Con la parashà di Shemot inizia il secondo libro della Torà, nel quale si narra la schiavitù del Popolo di Israele in Egitto, profetizzata da D-o ad Abramo e durata quattrocento anni.
Il libro di Shemot, tradotto dai Settanta con il termine Esodo, racconta la nascita del Popolo di Israele, dalla schiavitù egizia fino all’uscita e all’attraversamento del Mar Rosso e della donazione del Decalogo.
Viene anche narrato l’episodio del “vitello d’oro” e del conseguente perdono di quanti si erano resi conto della grave colpa di idolatria commessa e di Mosè, dopo aver rotto le Tavole della Legge intercede per salvare il popolo dalla totale distruzione.
Vengono inoltre dettate le regole minuziose per la costruzione del Mishka – il Tabernacolo mobile del deserto e delle prime regole per i Sacerdoti che dovevano amministrare il culto nel Tempio.
Il libro si conclude con il reso conto che Mosè fa a tutto il popolo, di tutto ciò che è servito alla costruzione del Mishkan, sia dal punto di vista economico che da quello legislativo.
Come già detto, la Torà con il libro di Shemot, ci presenta colui che è considerato il più grande dei Profeti del popolo di Israele: Mosè.
Alla fine del Deuteronomio, troviamo scritto di lui:
“..non sorse altro profeta in mezzo a Israele come Mosè, il quale conobbe D-o faccia a faccia” ossia ebbe un rapporto diretto e continuo come solitamente avviene tra due esseri umani.
Eppure Mosè, considerato il più grande fra i Maestri di Israele, è sempre visto dal testo biblico come un uomo ed in ogni occasione si vuole rimarcare la sua natura umana destinata a commettere errori.

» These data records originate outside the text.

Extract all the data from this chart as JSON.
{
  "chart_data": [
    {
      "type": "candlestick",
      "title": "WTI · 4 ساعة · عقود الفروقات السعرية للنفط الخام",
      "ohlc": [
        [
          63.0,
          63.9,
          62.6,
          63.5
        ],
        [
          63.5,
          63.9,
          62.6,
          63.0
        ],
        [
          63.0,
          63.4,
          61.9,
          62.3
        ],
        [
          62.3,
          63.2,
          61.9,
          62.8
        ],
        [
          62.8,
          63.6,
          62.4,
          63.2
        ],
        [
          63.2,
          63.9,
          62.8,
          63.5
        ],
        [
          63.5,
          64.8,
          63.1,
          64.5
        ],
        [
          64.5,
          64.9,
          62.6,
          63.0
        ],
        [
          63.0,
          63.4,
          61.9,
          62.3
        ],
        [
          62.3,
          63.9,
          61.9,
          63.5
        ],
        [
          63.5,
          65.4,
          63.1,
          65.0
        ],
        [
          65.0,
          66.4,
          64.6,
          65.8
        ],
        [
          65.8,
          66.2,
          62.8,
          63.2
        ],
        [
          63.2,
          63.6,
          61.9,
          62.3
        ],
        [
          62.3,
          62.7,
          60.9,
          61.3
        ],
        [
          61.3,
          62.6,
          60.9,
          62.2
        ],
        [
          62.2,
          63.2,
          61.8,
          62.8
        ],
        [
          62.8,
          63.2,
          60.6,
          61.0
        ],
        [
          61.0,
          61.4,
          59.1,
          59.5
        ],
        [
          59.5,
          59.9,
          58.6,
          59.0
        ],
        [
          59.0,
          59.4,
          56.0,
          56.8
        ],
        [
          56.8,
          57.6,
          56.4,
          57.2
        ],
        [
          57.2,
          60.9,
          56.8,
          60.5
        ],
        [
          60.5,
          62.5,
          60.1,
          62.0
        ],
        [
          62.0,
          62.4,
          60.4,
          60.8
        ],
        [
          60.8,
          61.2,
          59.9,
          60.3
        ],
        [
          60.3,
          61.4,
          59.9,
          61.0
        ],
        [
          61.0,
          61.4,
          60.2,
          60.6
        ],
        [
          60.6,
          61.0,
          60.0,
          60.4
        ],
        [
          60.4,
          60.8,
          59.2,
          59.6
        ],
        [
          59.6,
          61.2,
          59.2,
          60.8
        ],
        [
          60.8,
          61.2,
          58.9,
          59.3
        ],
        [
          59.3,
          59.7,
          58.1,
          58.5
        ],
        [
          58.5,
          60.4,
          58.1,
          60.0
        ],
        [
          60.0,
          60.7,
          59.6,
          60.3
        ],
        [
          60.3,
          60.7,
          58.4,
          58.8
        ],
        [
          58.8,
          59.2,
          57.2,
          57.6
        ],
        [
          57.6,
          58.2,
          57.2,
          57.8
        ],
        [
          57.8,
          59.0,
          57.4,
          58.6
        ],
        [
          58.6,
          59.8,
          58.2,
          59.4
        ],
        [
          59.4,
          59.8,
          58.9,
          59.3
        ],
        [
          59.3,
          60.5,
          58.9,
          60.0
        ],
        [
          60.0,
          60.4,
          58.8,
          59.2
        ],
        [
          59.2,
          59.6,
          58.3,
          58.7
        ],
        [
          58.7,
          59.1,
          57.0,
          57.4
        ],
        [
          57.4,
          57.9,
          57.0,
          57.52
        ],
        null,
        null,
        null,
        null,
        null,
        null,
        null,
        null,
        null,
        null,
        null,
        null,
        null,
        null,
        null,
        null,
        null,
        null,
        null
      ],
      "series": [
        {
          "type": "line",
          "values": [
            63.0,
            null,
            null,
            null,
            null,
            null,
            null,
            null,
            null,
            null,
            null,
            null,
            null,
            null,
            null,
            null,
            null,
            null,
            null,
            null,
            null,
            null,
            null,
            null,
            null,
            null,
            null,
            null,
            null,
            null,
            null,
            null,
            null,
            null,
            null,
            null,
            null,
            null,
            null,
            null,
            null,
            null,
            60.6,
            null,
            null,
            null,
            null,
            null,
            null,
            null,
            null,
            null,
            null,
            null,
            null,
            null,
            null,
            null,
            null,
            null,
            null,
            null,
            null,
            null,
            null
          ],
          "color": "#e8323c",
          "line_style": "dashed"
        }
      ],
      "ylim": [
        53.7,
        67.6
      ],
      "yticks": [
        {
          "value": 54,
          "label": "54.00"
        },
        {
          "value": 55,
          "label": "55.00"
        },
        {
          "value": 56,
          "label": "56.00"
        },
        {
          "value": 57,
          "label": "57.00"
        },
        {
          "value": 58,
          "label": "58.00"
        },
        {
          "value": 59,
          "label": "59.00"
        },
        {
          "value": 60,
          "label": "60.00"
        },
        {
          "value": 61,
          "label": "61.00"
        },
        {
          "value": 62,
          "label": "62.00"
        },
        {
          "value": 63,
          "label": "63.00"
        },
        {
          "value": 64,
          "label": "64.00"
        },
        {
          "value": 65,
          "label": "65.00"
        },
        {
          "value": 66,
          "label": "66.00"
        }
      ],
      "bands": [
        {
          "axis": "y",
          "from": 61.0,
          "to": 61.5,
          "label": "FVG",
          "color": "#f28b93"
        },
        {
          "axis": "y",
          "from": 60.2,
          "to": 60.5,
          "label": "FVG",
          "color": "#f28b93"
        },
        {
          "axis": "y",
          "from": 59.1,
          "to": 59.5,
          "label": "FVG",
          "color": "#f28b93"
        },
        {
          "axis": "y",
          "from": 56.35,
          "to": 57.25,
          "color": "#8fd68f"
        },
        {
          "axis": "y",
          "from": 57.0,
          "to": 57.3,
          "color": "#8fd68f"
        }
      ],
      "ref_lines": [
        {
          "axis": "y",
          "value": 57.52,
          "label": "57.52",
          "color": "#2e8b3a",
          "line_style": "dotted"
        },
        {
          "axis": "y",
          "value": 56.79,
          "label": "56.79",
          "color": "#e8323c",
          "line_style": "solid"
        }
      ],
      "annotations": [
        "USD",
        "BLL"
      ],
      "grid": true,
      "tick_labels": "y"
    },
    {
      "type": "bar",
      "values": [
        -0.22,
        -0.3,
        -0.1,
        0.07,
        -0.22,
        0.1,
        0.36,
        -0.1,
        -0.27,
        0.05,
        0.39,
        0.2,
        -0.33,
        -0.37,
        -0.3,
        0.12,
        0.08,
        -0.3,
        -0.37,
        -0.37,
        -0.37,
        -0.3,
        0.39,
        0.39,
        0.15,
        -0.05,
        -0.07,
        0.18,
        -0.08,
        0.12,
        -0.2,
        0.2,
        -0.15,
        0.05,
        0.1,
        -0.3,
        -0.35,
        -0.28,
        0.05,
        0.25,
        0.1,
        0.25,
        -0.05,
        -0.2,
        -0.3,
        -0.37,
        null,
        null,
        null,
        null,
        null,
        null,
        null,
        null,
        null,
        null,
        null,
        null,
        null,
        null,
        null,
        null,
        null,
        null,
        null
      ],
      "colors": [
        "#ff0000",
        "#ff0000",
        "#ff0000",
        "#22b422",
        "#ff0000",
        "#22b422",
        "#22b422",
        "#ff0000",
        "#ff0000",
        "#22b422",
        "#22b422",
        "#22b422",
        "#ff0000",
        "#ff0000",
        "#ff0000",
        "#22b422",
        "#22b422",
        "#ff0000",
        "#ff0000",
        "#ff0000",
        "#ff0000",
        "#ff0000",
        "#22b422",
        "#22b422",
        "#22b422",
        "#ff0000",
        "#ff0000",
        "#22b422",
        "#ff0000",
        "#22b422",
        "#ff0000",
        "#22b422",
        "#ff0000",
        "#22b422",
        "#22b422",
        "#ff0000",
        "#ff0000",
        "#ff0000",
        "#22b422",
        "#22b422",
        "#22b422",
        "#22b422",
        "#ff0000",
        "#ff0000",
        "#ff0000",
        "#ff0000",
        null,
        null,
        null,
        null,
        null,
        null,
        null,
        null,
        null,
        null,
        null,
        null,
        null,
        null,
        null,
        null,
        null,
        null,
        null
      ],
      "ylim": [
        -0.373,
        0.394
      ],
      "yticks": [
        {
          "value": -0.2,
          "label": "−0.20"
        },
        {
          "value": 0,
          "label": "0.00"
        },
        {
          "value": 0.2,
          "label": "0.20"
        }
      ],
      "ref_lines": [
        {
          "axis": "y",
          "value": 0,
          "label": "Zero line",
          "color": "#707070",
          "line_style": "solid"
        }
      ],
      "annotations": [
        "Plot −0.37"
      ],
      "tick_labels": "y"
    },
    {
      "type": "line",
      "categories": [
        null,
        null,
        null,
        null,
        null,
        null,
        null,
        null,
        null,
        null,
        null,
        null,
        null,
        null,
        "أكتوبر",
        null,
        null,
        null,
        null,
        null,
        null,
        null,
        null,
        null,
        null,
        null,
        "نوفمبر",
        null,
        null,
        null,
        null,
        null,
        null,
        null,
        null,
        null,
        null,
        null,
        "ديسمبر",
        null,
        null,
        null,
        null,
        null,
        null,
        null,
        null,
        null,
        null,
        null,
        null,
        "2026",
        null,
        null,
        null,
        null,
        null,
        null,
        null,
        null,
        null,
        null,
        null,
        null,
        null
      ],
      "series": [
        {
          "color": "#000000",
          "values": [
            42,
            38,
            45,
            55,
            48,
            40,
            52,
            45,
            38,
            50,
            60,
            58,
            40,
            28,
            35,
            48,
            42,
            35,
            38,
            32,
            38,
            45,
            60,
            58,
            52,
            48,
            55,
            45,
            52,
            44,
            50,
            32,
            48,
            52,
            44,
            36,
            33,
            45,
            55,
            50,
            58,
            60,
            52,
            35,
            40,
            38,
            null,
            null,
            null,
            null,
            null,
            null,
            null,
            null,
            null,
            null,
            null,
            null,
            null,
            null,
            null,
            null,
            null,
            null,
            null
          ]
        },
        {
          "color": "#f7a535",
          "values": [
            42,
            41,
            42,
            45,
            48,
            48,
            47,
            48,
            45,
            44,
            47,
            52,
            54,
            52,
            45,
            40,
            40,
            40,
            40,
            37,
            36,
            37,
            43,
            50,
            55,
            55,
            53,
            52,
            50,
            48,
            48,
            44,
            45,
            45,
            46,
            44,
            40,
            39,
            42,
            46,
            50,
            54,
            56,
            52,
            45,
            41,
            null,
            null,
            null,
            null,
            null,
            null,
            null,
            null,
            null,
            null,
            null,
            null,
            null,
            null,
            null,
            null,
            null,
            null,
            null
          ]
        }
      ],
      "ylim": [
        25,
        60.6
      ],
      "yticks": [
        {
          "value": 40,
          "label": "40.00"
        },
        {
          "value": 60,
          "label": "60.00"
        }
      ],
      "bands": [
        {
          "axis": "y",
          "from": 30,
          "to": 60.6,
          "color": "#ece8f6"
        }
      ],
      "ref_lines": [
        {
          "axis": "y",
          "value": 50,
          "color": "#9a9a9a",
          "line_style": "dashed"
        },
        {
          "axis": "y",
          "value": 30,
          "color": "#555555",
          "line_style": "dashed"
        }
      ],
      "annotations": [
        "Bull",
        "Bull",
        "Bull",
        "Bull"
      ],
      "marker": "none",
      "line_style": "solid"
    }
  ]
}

Già dall’inizio della sua vita famigliare, con la nascita dei figli, egli dimentica di circonciderli e, se non fosse stato per sua moglie Zipporà (fra l’altro non appartenente alla tradizione di Giacobbe ma figlia di un sacerdote pagano), che li circoncise al suo posto, egli sarebbe stato punito con la morte.
Nell’episodio famosissimo, in cui il popolo stava morendo di sete, il Signore gli comanda di parlare alla roccia, da cui sarebbe scaturita l’acqua. Egli, invece, piuttosto che parlare come gli era stato comandato, batté la roccia e per questo venne severamente punito, al punto che gli fu vietato l’ingresso in Israele.
Per quale motivo vengono messi così in risalto i difetti di costui, definito invece il più grande dei Maestri del popolo ebraico?
Se così non fosse, spiegano i commentatori del testo biblico, si sarebbe potuto considerare Mosè, un personaggio particolare, con atteggiamenti divinizzanti.
Secondo altre correnti religiose, lo si sarebbe potuto considerare un “santo” e quindi venerato come tale; ma la Torà e tutta la tradizione ebraica, si oppongono al fatto che un essere umano possa essere considerato con doti particolari e quindi venerato come un “santo”.
E’ per ciò che più volte troviamo scritto “…ve ha ish Moshè” “…e l’uomo Mosè”.